Título: A mudança climática chega ao mundo dos negócios
Autor: Herton Escobar
Fonte: O Estado de São Paulo, 30/03/2006, Vida&, p. A23

Na terça-feira em que o ministro Antonio Palocci entrou oficialmente para a lista dos lulistas em extinção, um grupo de empresários baixou ao subsolo de um hotel em Curitiba para falar de negócios. (Do outro lado da cidade, os delegados da conferência mundial de biodiversidade ruminavam em plenário as vírgulas de uma conversa eletrizante como corrida de tartaruga. E Brasília ensaiava, como sempre, a comédia do fim do mundo. Era assunto de sobra para distrair os repórteres.)

Na mesa estava por exemplo Guilherme Leal, o dono da Natura. Nada mais, nada menos que o 562º colocado no rol das maiores fortunas no planeta segundo a Forbes. Ele disse à platéia de ambientalistas, habituados à companhia de ONGs sem fundos, que ali "era tudo a mesma turma". Leal contou como a Natura, hoje espalhada por cerca de 500 mil vendedoras no País e uma loja no bulevar Saint-Germain, em Paris, multiplicou-se por cinco, em meados da década passada, ao entender que seu verdadeiro negócio era "a biodiversidade brasileira". Mas não basta, advertiu, lucrar bancando o bom moço pelo patrocínio de causas alheias. É preciso se convencer de que não adianta nem tratar o freguês como rei, se o reino, em si, cair aos pedaços.

Ou, em outras palavras - as do banqueiro Fabio Barbosa, presidente do ABN-Amro Real -, o segredo é não financiar "serviços porcos". Apostando tudo na ficha de empresas limpas, porque elas têm mais futuro, e sem futuro ninguém liquida empréstimo, ele ordenou uma faxina nas linhas de crédito do banco. Passaram pela revista 3.617 clientes. Pelo menos 45 foram sumariamente dispensados, inclusive desmatadores incuráveis. E cuidou-se de converter quem tinha remédio, como uma pescadora de camarões que um oceanógrafo nomeado pelo banco livrou da vocação predatória. "Fomos buscar a nossa turma", resumiu Barbosa.

LUGAR SAGRADO

Juscelino Martins, presidente do Tribanco, comentou que, "por incrível que pareça", é mais fácil saber para onde vai o dinheiro na Amazônia do que seguir um caminhão com 40 toneladas de toras. Mas fez questão de lembrar que está na hora de "tratar novamente a terra como lugar sagrado".

Seu sobrenome pertence ao maior grupo atacadista da América Latina, capaz de levar qualquer coisa, de geladeira a parafuso, a mais de 210 varejistas em todos os cantos do País. Nas horas vagas, Martins cria antas. Foi por causa delas que se aproximou do Instituto de Pesquisas Ecológicas, o IPE, uma ONG criada há 14 anos pelo biólogo Cláudio Pádua. Um dia, perguntou o que os homens de negócio brasileiros faziam pelo IPE. "Nada", respondeu Suzana, mulher de Cláudio. Ele resolveu provar que não era bem assim. E não parou mais.

Como não parou mais o empresário Miguel Krigsner, da fábrica de cosméticos O Boticário. Filho de judeus que fugiram da Europa às vésperas da 2ª Guerra Mundial, ele nasceu na Bolívia, criou-se no Paraná e fez o curso de Farmácia depois de se convencer que jamais passaria no vestibular de Medicina.
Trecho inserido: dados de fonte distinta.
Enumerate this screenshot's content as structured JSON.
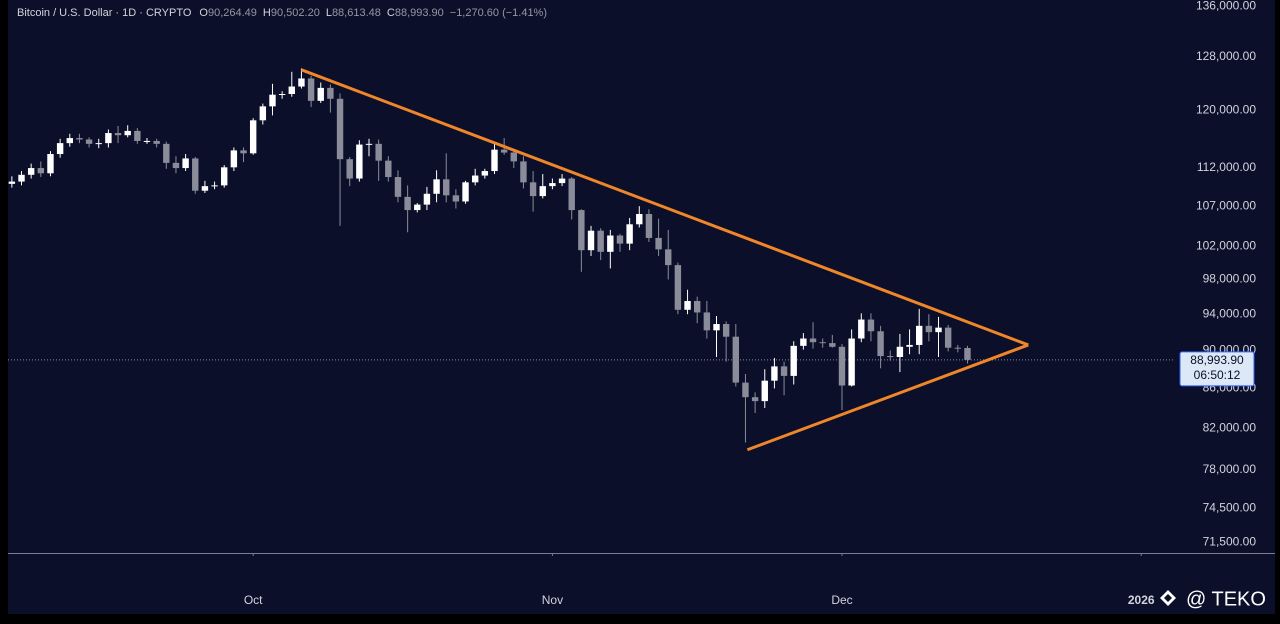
{
  "chart_data": {
    "type": "candlestick",
    "title": "Bitcoin / U.S. Dollar · 1D · CRYPTO",
    "ohlc_legend": [
      {
        "label": "O",
        "value": "90,264.49"
      },
      {
        "label": "H",
        "value": "90,502.20"
      },
      {
        "label": "L",
        "value": "88,613.48"
      },
      {
        "label": "C",
        "value": "88,993.90"
      }
    ],
    "change": "−1,270.60 (−1.41%)",
    "ohlc": {
      "open": [
        109900,
        110200,
        111100,
        112000,
        111300,
        113900,
        115400,
        116100,
        115900,
        115300,
        115400,
        116800,
        116500,
        117100,
        115700,
        115700,
        115300,
        112700,
        112000,
        113300,
        109000,
        109600,
        109700,
        112100,
        114400,
        114000,
        118600,
        120600,
        122300,
        122400,
        123500,
        124700,
        121400,
        123300,
        121700,
        113200,
        110600,
        115200,
        115300,
        113000,
        110800,
        108200,
        106500,
        107200,
        108600,
        110500,
        108400,
        107600,
        110100,
        111000,
        111600,
        114500,
        114100,
        112900,
        110100,
        108300,
        109600,
        110000,
        110600,
        106500,
        101500,
        103900,
        101300,
        103300,
        102300,
        104700,
        106000,
        103000,
        101600,
        99700,
        94500,
        95500,
        94200,
        92200,
        92900,
        91500,
        86600,
        85100,
        84700,
        86800,
        88300,
        87300,
        90500,
        91300,
        90900,
        90800,
        90400,
        86300,
        91300,
        93400,
        92100,
        89400,
        89300,
        90400,
        90600,
        92700,
        92000,
        92500,
        90300,
        90264.49
      ],
      "high": [
        110900,
        111600,
        112600,
        112900,
        114300,
        116000,
        116700,
        116700,
        116200,
        116000,
        117300,
        117800,
        117900,
        117500,
        116100,
        116000,
        115600,
        113600,
        113900,
        113500,
        110300,
        110200,
        112400,
        114800,
        114800,
        118900,
        121000,
        123900,
        122800,
        125700,
        126200,
        125100,
        124100,
        123800,
        122500,
        113500,
        115800,
        116000,
        115900,
        113600,
        111700,
        109700,
        107400,
        109500,
        111700,
        114000,
        109200,
        110300,
        111900,
        111900,
        115400,
        116100,
        114400,
        113600,
        111600,
        111200,
        110600,
        111200,
        110800,
        106600,
        104500,
        104200,
        104000,
        103500,
        105500,
        107000,
        106600,
        105400,
        104000,
        100000,
        96800,
        96000,
        95500,
        93800,
        93200,
        92900,
        87500,
        85600,
        88000,
        89200,
        88800,
        91000,
        91900,
        93100,
        91300,
        91700,
        90700,
        92300,
        94100,
        94100,
        92700,
        90000,
        91800,
        92300,
        94600,
        94000,
        93700,
        92800,
        90600,
        90502.2
      ],
      "low": [
        109400,
        109700,
        110600,
        110800,
        110900,
        113400,
        114900,
        115400,
        114800,
        114700,
        114800,
        115400,
        116200,
        115300,
        115300,
        114800,
        111900,
        111300,
        111600,
        108600,
        108700,
        109200,
        109400,
        111600,
        112800,
        113800,
        118000,
        119300,
        121700,
        122000,
        123200,
        120500,
        121100,
        119700,
        104500,
        109600,
        110200,
        113600,
        110300,
        110200,
        107500,
        103700,
        106200,
        106500,
        107500,
        107500,
        106700,
        107300,
        109700,
        110600,
        111200,
        113800,
        112000,
        109300,
        106300,
        108000,
        109200,
        109600,
        105300,
        98900,
        100800,
        100300,
        99300,
        101300,
        101500,
        104300,
        102500,
        100800,
        98000,
        94000,
        94000,
        93000,
        91300,
        89300,
        88800,
        86200,
        80600,
        83500,
        84000,
        86000,
        85300,
        86400,
        90100,
        90200,
        90300,
        90300,
        83800,
        86200,
        90900,
        91000,
        88100,
        88900,
        87700,
        89600,
        89600,
        91000,
        89300,
        89900,
        89800,
        88613.48
      ],
      "close": [
        110200,
        111100,
        112000,
        111300,
        113900,
        115400,
        116100,
        115900,
        115300,
        115400,
        116800,
        116500,
        117100,
        115700,
        115700,
        115300,
        112700,
        112000,
        113300,
        109000,
        109600,
        109700,
        112100,
        114400,
        114000,
        118600,
        120600,
        122300,
        122400,
        123500,
        124700,
        121400,
        123300,
        121700,
        113200,
        110600,
        115200,
        115300,
        113000,
        110800,
        108200,
        106500,
        107200,
        108600,
        110500,
        108400,
        107600,
        110100,
        111000,
        111600,
        114500,
        114100,
        112900,
        110100,
        108300,
        109600,
        110000,
        110600,
        106500,
        101500,
        103900,
        101300,
        103300,
        102300,
        104700,
        106000,
        103000,
        101600,
        99700,
        94500,
        95500,
        94200,
        92200,
        92900,
        91500,
        86600,
        85100,
        84700,
        86800,
        88300,
        87300,
        90500,
        91300,
        90900,
        90800,
        90400,
        86300,
        91300,
        93400,
        92100,
        89400,
        89300,
        90400,
        90600,
        92700,
        92000,
        92500,
        90300,
        90264.49,
        88993.9
      ]
    },
    "up_color": "#ffffff",
    "down_color": "#8a8d99",
    "log_scale": true,
    "grid": false,
    "ylim": [
      70600,
      137000
    ],
    "yticks": [
      {
        "value": 71500,
        "label": "71,500.00"
      },
      {
        "value": 74500,
        "label": "74,500.00"
      },
      {
        "value": 78000,
        "label": "78,000.00"
      },
      {
        "value": 82000,
        "label": "82,000.00"
      },
      {
        "value": 86000,
        "label": "86,000.00"
      },
      {
        "value": 90000,
        "label": "90,000.00"
      },
      {
        "value": 94000,
        "label": "94,000.00"
      },
      {
        "value": 98000,
        "label": "98,000.00"
      },
      {
        "value": 102000,
        "label": "102,000.00"
      },
      {
        "value": 107000,
        "label": "107,000.00"
      },
      {
        "value": 112000,
        "label": "112,000.00"
      },
      {
        "value": 120000,
        "label": "120,000.00"
      },
      {
        "value": 128000,
        "label": "128,000.00"
      },
      {
        "value": 136000,
        "label": "136,000.00"
      }
    ],
    "xlim": [
      -0.4,
      120.5
    ],
    "xticks": [
      {
        "value": 25,
        "label": "Oct"
      },
      {
        "value": 56,
        "label": "Nov"
      },
      {
        "value": 86,
        "label": "Dec"
      },
      {
        "value": 117,
        "label": "2026"
      }
    ],
    "trendlines": [
      {
        "color": "#f0862a",
        "x": [
          30,
          105.3
        ],
        "y": [
          126000,
          90600
        ]
      },
      {
        "color": "#f0862a",
        "x": [
          76.2,
          105.3
        ],
        "y": [
          79900,
          90600
        ]
      }
    ],
    "last_price": 88993.9,
    "last_price_label": "88,993.90",
    "countdown": "06:50:12",
    "watermark": "@ TEKO"
  }
}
Menos de 20 anos depois de entrar para a faculdade, com O Boticário enraizado nacionalmente em mais de mil lojas, achou que estava na hora de gastar em conservação da natureza. Tinha o projeto de plantar uma árvore por produto que o Boticário vendesse. A idéia gorou na primeira consulta a um especialista, o engenheiro florestal Miguel Milano. Ainda assim, foi a semente da fundação onde Krigsner despejou em 15 anos cerca de US$ 10 milhões.

OUTRO CLIMA É POSSÍVEL

Ele não estava na mesa da terça-feira. Mas brilhou pela ausência, quando Adriana Moreira, do Banco Mundial, levantou o dedo na platéia para lembrar que Krigsner acabara de doar US$ 1 milhão para o programa de áreas protegidas na Amazônia. "Eu estava num jantar onde discursou Roberto Klabin, presidente do conselho do Fundo Brasileiro para a Biodiversidade, dizendo como era difícil levantar recursos. Eu lhe passei um bilhete, prometendo US$ 200 mil por ano por cinco anos", esclarece Krigsner.

É por essas e outras que a queda de ministro da Fazenda deixou de ser assunto em conversa de empresário. O que não deixa de ser um sinal de mudança climática.